Per your link, the swastika is a religious symbol for a large number of people for a long time. It's strange to suggest that it is an obscenity just because a small number of people used it to mean something bad.
Unicode doesn't decide anything about character appearance. Unicode is just about giving a character a number (among other interesting things for text, like collation, bidirectional text, etc.).
If Unicode issue a standard naming U+1F49A as 'Green Heart' and all major platforms implement a green heart, I'd say unicode decided something about character appearance :)

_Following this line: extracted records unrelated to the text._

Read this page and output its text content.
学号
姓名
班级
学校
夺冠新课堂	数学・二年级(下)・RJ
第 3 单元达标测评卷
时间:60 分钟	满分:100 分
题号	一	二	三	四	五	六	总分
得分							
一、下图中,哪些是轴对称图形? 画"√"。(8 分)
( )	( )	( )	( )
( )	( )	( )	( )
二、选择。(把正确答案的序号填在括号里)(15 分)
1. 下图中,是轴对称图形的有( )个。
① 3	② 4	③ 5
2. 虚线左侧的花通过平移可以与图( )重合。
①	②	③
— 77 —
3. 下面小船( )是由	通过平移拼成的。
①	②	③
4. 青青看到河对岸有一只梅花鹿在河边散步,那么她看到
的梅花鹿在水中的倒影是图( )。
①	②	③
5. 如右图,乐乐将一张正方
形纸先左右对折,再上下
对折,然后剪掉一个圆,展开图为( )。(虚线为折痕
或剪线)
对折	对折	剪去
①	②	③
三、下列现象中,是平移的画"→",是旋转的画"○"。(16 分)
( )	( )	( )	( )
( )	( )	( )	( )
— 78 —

Wasting time on irrelevant things? Like someone taking the time to post a comment about something they consider to be irrelevant? ;)
I wouldn't consider this to be a depiction of the "industry". Someone pulled on an OCD thread and shared what they found with the community, and now I'll be on the lookout for poorly designed scissor emojis as a result...
It was a fun read for me - one of the less serious posts for today being the kick off of a new decade. Reminds me of how there are so many colors of hand emojis now. I wonder if they'll try and make scissor emojis that represent left and right handed people equally at some point - letting the user decide.
Are you talking about the article? Because the people creating the emojis clearly didn't spend a lot of time checking that the scissors would actually work, which it seems like you'd approve of.
The article itself isn't so much "the industry" as a blogger just trying to write something amusing.
Is the entire entertainment industry a waste of time? Some people create things for their own and other's enjoyment even though it has no "practical" use.
If "waste" is "many organizations making the same emoji," and if the alternative is a standards committee, I think standards committees are hit or miss. I'm fine with organizations doing it themselves.